Scaturiscono così molti equivoci, intrighi, sospetti, colpi di scena, cassette piene di soldi che spariscono e poi ricompaiono come per miracolo, che porteranno all’happy ending finale dove ognuno ottiene ciò che vuole, i figli sposano le persone amate e Arpagone non deve pagare un soldo per i matrimoni.

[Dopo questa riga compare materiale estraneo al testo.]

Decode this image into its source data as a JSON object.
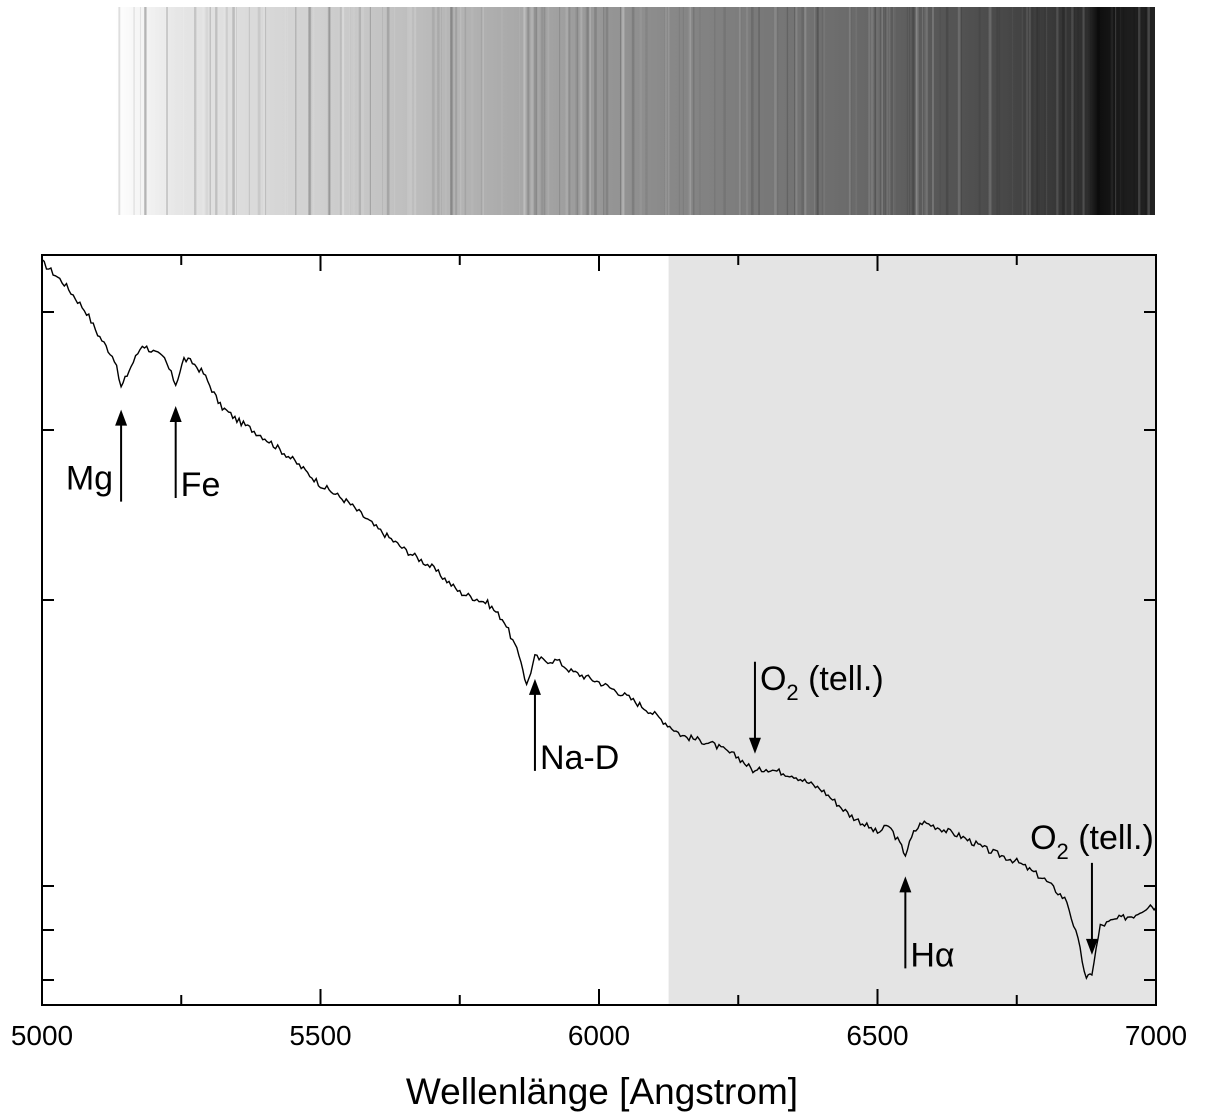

Il testo di Moliere, riportato in modo molto fedele, enfatizza l’attaccamento al denaro del protagonista sopra ogni umana comprensione: Arpagone, anche quando viene messo davanti ad una scelta difficile cioè ottenere la mano di Marianna o riavere la sua cassetta piena di soldi, non ha ovviamente dubbi. Il suo cuore e il suo lavoro sono protesi alla preservazione e all’incremento del patrimonio, senza ricavarne peraltro niente in cambio se non l’odio delle persone che lo circondano: questa commedia aiutò molto Verga a costruire il famoso personaggio di Mazzarò di una delle sue novelle che, ormai vecchio, in fin di vita e solo, “andava ammazzando a colpi di bastone le sue anitre e i suoi tacchini”, al grido di “Roba mia, vieni con me!”. La maniacale taccagneria ha molte conseguenze comiche, come il telo che Arpagone mette sulle sedie prima di sedersi per non consumarle, oppure le raccomandazioni elargite alla servitù in vista, purtroppo, di un banchetto: servire da bere “esclusivamente quando vi viene chiesto e non secondo il costume di certi servitori impertinenti che provocano gli ospiti e rammentano loro che possono bere quando non ci pensano affatto. Aspettate che ve lo chiedano più di una volta e ricordatevi di portare sempre in tavola molta acqua”, che il vino da alla testa, e “dove ce n’è per otto ce n’è per dieci”, sempre attento a non far morire gli ospiti di indigestione! Accanto al tema principale dell’avarizia, fa capolino anche quello della scelta fra la verità e la bugia del mastro Giacomo che chiude la commedia: “Che cosa si deve fare? Mi prendono a bastonate perché ho detto la verità e vogliono impiccarmi perché ho mentito”.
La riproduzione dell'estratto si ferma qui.